When it was his turn to speak, Sam said that he felt humbled by the recognition from the town and considered it quite a privilege to have served the community—a blessing, in fact. He downplayed the comments about legacy and tradition, saying “we just did what we were supposed to do.” He says he misses his customers, but the time had come to retire.
Council took action during the meeting to adopt a resolution in support of a joint grant application for the Federal Safe Streets 4 All program in cooperation with Roanoke and Botetourt Counties.
Assistant Town Manager Cody Sexton asked council to approve the resolution to formally support the joint application with the two counties to develop a comprehensive transportation Safety Action Plan. This action requires a commitment of funding from the town to meet the 20% match requirement, not to exceed $10,000, with the amount dependent upon the population of the three entities.
The Safe Streets 4 All program offers federal funding to local governments to produce a comprehensive transportation safety plan and encourages collaboration at a regional level. The overall long-range goal is to achieve “zero roadway fatalities.”
Sexton and Town Manager Pete Peters explained that this gives the town access to another funding resource to tap into—this time “a bucket of federal funds.” The Town of Vinton has proven itself over the years to be a master at writing grant applications and subsequently being awarded funds.

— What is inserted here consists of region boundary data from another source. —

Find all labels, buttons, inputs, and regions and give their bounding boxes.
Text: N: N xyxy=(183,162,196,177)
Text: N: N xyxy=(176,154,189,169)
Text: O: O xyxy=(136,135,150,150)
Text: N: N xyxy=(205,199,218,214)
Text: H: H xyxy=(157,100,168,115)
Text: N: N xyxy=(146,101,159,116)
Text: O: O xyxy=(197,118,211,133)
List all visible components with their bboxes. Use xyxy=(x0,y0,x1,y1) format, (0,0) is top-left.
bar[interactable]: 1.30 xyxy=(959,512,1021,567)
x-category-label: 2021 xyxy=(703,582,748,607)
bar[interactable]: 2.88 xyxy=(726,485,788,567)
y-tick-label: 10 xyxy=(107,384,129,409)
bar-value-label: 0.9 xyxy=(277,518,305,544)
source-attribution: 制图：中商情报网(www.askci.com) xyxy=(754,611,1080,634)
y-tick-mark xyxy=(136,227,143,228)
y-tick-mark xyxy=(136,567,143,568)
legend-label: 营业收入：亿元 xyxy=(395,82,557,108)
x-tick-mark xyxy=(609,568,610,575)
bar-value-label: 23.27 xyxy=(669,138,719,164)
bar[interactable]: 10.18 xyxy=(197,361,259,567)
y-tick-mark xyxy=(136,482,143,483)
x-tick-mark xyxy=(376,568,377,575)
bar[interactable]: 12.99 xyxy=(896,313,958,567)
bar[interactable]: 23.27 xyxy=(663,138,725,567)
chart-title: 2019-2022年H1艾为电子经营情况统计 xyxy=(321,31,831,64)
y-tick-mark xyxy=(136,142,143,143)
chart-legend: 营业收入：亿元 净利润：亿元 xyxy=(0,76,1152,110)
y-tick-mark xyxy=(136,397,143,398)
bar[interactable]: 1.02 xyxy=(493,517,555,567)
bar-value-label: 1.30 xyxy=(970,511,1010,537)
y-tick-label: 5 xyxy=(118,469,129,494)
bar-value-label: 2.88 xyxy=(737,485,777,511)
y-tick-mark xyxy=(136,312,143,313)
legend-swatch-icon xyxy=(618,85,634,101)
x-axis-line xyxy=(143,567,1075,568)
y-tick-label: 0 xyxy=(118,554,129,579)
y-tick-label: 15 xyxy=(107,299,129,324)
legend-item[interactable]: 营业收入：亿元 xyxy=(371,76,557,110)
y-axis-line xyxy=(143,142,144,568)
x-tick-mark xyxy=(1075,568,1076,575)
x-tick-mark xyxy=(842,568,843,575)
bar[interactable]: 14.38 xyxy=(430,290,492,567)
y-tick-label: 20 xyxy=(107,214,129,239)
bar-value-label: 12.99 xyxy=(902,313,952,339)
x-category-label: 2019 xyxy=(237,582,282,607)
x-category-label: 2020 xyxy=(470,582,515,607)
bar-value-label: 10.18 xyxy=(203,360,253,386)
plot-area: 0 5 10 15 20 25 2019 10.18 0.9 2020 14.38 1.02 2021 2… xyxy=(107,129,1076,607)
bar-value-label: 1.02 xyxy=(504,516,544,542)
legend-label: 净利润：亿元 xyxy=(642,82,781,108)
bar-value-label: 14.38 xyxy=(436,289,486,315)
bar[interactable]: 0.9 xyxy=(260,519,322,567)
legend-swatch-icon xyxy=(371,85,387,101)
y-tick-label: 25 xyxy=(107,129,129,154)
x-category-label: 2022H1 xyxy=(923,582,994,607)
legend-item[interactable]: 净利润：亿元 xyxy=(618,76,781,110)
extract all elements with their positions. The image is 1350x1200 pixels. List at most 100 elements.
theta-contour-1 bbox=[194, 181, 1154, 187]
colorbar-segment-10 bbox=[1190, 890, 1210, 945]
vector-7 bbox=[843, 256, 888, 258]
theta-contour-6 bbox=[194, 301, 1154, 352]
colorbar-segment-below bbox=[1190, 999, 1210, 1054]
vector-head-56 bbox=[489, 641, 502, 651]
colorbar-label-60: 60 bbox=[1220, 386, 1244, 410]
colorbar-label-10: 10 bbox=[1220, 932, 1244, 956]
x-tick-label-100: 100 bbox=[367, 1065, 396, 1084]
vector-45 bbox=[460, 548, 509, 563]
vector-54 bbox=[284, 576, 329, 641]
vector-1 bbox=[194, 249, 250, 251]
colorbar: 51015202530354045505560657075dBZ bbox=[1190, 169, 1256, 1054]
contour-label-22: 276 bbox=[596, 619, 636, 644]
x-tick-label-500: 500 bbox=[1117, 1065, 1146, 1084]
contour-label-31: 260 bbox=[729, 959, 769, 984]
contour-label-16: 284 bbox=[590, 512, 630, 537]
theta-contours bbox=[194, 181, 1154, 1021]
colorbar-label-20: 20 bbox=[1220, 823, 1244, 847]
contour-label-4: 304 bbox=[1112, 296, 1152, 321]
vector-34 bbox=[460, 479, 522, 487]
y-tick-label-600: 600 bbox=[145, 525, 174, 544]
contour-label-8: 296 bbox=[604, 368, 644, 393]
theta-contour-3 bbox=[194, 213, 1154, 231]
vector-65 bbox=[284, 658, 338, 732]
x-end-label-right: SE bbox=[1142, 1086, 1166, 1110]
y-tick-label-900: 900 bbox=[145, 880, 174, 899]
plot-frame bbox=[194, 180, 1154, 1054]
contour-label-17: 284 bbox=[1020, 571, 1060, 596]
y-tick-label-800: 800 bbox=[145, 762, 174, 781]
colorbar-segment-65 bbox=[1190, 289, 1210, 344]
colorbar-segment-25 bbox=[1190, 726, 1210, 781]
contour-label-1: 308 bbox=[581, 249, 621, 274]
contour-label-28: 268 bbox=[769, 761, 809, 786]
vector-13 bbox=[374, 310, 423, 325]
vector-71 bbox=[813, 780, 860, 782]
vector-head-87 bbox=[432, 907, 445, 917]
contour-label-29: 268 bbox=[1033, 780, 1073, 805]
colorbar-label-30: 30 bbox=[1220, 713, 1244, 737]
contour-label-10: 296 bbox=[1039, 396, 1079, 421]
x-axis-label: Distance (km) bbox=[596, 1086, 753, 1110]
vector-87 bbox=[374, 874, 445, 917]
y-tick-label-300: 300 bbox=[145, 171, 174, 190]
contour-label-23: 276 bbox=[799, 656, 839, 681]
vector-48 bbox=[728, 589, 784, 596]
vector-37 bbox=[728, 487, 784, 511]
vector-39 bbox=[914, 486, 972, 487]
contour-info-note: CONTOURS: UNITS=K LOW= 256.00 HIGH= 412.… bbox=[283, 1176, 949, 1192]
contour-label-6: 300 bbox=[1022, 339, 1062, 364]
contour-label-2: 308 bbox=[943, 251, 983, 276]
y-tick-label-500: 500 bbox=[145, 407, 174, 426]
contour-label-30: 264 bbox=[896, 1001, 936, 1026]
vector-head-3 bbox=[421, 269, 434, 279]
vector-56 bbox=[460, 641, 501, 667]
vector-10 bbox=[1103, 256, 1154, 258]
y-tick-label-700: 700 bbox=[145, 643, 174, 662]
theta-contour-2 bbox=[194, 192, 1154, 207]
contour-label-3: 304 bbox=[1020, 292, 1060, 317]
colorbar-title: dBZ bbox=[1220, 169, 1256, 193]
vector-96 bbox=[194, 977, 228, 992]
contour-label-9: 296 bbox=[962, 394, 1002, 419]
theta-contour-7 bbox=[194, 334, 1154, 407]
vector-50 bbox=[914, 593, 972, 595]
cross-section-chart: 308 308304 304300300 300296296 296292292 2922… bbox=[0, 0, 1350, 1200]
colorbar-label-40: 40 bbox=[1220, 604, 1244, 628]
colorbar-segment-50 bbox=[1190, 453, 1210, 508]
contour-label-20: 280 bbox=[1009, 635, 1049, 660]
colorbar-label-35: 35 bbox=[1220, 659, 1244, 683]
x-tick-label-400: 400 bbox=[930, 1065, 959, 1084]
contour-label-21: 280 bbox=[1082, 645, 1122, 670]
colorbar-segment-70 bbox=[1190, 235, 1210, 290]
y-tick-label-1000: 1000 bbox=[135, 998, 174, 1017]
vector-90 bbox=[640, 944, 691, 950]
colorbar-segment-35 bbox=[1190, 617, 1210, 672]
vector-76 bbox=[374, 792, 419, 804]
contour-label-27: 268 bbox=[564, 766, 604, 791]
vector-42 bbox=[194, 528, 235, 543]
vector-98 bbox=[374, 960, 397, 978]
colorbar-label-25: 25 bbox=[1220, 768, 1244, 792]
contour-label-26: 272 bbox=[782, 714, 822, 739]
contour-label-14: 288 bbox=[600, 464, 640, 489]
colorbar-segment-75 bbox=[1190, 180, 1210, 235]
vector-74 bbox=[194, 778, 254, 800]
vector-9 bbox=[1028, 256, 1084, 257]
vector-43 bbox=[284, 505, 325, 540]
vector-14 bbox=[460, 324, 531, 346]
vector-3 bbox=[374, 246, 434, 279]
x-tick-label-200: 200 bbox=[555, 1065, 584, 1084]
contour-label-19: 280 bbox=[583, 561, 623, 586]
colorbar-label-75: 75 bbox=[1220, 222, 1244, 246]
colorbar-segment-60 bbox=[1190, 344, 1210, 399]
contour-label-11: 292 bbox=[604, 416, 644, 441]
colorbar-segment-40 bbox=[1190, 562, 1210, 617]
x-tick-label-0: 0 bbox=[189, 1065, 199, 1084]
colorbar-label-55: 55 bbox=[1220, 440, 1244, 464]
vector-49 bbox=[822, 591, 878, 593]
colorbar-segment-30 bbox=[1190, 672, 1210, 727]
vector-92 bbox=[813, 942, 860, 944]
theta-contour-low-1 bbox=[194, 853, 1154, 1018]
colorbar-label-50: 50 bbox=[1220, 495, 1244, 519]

According to Sexton, this safety action plan can be used to leverage additional grant funding for transportation projects. It is made available through the federal bi-partisan Infrastructure Investment and Jobs Act. Completing the grant application is the only route to receiving the funding.
Sexton explained that this requires no additional commitment of resources from the town. There is no budget impact. Funding for programs such as this one are already in the budget.